International Association of Machinists and Aerospace Workers at Boeing Co., Chicago, went on strike today after rejecting a proposed $6 increase in their pension benefit to $66 per month for each year of service, the top issue of contention with the company's contract offer, according to a union statement.
The "company multiplier of $66 is insulting and is the lowest percentage increase ever since the plan was established in 1955 — even though it was your top issue," according to another IAM&AW statement to members. "Boeing could easily afford a $20 pension increase with no general wage increases ... "
"We are disappointed with the outcome of the IAM vote today," according to a Boeing statement. "No one ever benefits from a strike. … We offered a comprehensive contract that compared favorably with others in our industry and in the regions where we operate."
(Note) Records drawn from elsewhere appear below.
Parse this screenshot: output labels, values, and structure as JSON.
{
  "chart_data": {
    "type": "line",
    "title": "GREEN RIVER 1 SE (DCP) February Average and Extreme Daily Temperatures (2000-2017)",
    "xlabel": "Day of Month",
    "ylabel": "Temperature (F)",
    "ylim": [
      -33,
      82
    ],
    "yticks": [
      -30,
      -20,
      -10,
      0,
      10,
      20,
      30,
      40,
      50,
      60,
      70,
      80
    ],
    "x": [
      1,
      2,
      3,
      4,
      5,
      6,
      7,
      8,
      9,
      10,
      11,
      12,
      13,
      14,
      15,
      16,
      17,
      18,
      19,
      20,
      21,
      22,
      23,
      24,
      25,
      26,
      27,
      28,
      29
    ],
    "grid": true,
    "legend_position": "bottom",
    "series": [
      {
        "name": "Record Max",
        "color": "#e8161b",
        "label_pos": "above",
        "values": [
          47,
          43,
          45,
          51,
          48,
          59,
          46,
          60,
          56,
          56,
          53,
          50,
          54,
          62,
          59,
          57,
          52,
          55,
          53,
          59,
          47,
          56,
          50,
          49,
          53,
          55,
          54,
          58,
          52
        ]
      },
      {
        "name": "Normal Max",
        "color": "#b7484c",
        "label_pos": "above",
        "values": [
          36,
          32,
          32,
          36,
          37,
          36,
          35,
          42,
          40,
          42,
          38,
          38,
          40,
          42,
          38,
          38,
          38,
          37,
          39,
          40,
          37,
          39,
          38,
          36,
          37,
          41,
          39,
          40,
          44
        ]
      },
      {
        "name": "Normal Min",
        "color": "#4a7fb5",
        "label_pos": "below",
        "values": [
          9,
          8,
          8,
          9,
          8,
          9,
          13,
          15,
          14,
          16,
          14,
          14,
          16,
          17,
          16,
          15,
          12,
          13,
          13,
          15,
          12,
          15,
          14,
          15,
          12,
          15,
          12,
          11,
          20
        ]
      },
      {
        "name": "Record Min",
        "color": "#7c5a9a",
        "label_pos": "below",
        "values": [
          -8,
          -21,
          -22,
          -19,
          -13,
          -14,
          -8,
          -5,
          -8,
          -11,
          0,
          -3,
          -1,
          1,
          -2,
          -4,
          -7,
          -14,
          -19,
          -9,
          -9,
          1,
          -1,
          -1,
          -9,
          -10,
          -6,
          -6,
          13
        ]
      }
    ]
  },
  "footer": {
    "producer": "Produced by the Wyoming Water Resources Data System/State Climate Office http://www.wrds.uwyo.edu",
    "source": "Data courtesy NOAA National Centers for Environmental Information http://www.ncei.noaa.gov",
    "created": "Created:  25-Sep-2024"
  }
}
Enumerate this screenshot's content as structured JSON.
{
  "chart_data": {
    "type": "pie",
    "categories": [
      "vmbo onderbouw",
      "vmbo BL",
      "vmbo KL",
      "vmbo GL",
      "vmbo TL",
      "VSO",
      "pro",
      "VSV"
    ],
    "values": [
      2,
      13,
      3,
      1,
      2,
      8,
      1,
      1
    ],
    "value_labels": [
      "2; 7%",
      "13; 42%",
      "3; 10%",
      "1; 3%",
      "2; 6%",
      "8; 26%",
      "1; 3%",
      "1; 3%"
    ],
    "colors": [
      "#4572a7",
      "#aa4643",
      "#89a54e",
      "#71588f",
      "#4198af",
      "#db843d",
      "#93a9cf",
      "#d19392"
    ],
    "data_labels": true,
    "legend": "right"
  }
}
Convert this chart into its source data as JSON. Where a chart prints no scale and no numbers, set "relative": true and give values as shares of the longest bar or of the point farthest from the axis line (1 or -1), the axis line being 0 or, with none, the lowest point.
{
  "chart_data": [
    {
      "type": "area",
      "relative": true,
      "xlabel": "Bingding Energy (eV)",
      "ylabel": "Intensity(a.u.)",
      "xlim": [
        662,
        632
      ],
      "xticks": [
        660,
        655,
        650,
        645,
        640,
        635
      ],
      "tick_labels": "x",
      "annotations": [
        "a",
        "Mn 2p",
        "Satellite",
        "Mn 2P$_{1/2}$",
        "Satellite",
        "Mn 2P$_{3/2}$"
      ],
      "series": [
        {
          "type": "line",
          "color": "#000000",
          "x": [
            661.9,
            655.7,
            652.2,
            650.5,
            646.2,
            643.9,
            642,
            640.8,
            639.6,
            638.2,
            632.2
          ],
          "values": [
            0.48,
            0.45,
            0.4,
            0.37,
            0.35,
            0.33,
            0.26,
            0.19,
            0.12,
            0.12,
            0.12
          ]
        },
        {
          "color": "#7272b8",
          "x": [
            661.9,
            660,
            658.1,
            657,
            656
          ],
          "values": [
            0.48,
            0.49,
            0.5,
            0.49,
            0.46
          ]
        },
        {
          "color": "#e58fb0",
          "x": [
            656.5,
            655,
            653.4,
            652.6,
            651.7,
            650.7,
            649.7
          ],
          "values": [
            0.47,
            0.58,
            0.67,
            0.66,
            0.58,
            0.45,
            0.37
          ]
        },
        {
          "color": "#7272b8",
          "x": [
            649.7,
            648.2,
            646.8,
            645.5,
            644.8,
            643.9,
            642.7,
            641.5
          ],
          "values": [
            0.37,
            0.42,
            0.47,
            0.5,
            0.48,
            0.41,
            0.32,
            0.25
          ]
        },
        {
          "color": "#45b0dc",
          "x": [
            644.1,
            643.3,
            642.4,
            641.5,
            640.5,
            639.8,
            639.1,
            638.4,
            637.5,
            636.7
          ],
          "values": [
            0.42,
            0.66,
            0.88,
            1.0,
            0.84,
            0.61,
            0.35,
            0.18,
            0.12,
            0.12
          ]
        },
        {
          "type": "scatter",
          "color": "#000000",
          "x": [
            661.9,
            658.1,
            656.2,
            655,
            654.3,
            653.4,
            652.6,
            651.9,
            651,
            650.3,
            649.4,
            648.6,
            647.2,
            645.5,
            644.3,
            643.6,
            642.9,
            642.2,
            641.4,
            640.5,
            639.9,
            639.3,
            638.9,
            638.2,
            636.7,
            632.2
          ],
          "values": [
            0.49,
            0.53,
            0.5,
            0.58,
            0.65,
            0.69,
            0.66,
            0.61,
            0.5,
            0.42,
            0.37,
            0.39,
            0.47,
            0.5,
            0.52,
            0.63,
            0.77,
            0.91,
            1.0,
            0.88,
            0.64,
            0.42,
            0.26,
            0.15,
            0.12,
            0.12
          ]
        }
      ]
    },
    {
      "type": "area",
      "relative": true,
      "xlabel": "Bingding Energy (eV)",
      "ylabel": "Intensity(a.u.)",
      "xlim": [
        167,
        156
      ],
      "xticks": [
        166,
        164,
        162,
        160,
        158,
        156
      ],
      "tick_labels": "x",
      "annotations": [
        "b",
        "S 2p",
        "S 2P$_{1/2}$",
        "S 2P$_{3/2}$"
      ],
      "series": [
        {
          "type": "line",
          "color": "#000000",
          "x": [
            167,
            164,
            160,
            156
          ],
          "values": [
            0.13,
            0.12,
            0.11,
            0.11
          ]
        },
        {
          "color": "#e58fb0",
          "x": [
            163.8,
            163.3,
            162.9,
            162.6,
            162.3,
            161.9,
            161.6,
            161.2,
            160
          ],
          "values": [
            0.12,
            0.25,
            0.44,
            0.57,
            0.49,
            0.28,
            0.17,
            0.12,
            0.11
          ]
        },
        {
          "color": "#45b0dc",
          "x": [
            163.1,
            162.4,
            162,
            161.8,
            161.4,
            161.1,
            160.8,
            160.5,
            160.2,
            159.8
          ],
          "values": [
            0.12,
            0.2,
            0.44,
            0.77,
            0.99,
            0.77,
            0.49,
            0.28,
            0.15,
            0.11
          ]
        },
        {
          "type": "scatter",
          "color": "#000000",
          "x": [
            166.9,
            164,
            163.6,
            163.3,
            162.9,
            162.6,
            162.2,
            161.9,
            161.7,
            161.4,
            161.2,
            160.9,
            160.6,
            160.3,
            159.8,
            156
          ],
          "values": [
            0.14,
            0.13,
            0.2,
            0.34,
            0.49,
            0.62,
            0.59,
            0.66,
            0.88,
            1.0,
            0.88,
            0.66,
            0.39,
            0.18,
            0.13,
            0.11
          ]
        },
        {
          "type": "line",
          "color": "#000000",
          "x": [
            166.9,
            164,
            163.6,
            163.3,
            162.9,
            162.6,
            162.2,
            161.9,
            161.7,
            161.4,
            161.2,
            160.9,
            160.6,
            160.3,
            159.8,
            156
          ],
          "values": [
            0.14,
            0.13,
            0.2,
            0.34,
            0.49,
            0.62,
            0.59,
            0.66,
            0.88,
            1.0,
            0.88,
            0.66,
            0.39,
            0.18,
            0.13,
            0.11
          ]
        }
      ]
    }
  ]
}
Charles Bickers, Boeing spokesman, said, "We've always had a well-funded, well-managed, secure pension plan. We put $4.4 billion into our plans last year. We have said we'd put $1.6 billion into our plans this year. … Many companies in America have difficulty meeting their obligations to pensions. We've improved our pension, which is at a competitive level. We maintained a 401(k) match at 50% up to 8% (of pay). We think (our pension) is at a competitive level, and we want to make sure retirees can rely on the pension fund."
Union spokesmen couldn't be reached for comment.